WHAT IS A 1031 EXCHANGE?
The name 1031 Exchange comes from the tax code section 1031 and in layman’s terms means that you can defer paying taxes when you sell real estate property used for business or investment and use the proceeds of the sale to buy like-kind real estate property.
Whenever you sell a business or investment property, normally you would have a gain, and you generally have to pay tax on the gain at the time of sale. IRC Section 1031 provides an exception and allows you to postpone paying tax on the gain if you reinvest the proceeds in similar property as part of a qualifying like-kind exchange.
WHY WOULD YOU WANT A 1031 EXCHANGE?
You may wish to diversify your assets.
You may be seeking a property that has better returns.
You may want to consolidate several properties into one or divide a single property into several.
You may want to reset the deprecation clock.
HOW DO YOU QUALIFY?
There are a few rules that must be followed to ensure you qualify for the 1031 Exchange.
Property Use – Both the old and new property must qualify as business or investment use.
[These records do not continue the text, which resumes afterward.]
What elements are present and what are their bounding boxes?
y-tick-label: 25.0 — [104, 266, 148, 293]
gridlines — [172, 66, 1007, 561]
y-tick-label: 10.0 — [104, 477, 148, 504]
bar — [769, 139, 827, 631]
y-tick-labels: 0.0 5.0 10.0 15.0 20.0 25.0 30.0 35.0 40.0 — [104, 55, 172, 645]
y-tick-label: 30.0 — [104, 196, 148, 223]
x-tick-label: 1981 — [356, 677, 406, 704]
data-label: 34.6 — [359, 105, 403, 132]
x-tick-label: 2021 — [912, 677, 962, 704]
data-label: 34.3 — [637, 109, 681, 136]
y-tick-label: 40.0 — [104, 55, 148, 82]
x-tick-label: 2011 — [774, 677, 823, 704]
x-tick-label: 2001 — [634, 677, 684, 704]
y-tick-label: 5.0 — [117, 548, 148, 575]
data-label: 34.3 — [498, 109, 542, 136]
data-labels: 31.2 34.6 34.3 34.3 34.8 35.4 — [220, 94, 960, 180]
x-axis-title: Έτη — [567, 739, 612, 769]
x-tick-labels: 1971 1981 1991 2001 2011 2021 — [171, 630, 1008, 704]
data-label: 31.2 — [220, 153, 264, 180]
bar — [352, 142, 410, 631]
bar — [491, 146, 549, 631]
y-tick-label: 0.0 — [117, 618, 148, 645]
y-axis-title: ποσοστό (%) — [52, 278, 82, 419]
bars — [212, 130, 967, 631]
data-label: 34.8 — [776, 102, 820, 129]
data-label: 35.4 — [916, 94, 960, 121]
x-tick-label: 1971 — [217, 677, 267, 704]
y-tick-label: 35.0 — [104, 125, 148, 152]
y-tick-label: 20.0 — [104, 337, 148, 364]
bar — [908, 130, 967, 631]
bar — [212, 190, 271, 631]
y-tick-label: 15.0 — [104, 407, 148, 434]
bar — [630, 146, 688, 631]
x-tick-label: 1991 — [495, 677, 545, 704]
The general holding period is for at least 1 year.
45 Day Rule – You must identify a replacement property in writing within 45 days.
200% Rule – The total value of the replacement properties must not exceed 200% of the value of the original property.
180 Day Rule – You must complete the transaction within 180 days or the filing date of your tax return, whichever is earlier.
Qualified Intermediary – You must use a qualified intermediary to facilitate the transaction. They hold the funds and oversee the 1031 Exchange. They can have no formal relationship with the parties of the exchanging properties.
Title Holding – The title of the replacement property must be exactly the same as the original property.
Reinvestment Requirement – The replacement property must be equal or higher value to the original property to defer all of the capital gains tax.
BASIC EXAMPLE
Let’s just say that you bought an investment property for $200,000, depreciated $50,000, and sold it for $250,000. You would have a total capital gain of $100,000. You decide to participate in the 1031 Exchange and buy a replacement property worth $300,000. Since you have the $100,000 deferred capital gain, your basis in the new property is now $200,000.
If the replacement property is of lesser value than the property sold, then the difference is taxable.
REPORTING
You must report an exchange to the IRS on Form 8824, Like-Kind Exchanges, and file it with your tax return for the year in which the exchange occurred.
Form 8824 asks for:
Descriptions of the properties exchanged
Dates that properties were identified and transferred
Any relationship between the parties to the exchange
Value of the like-kind and other property received
Gain or loss on sale of other (non-like-kind) property given up
Cash received or paid; liabilities relieved or assumed
Adjusted basis of like-kind property given up; realized gain
If you do not specifically follow the rules for like-kind exchanges, you may be held liable for taxes, penalties, and interest on your transactions.
DISCLAIMER
This blog does not constitute as tax advice. Please contact your CPA or tax professional if you are considering entering into a 1031 Exchange.
So that’s it! That is pretty much everything you need to know about a 1031 exchange!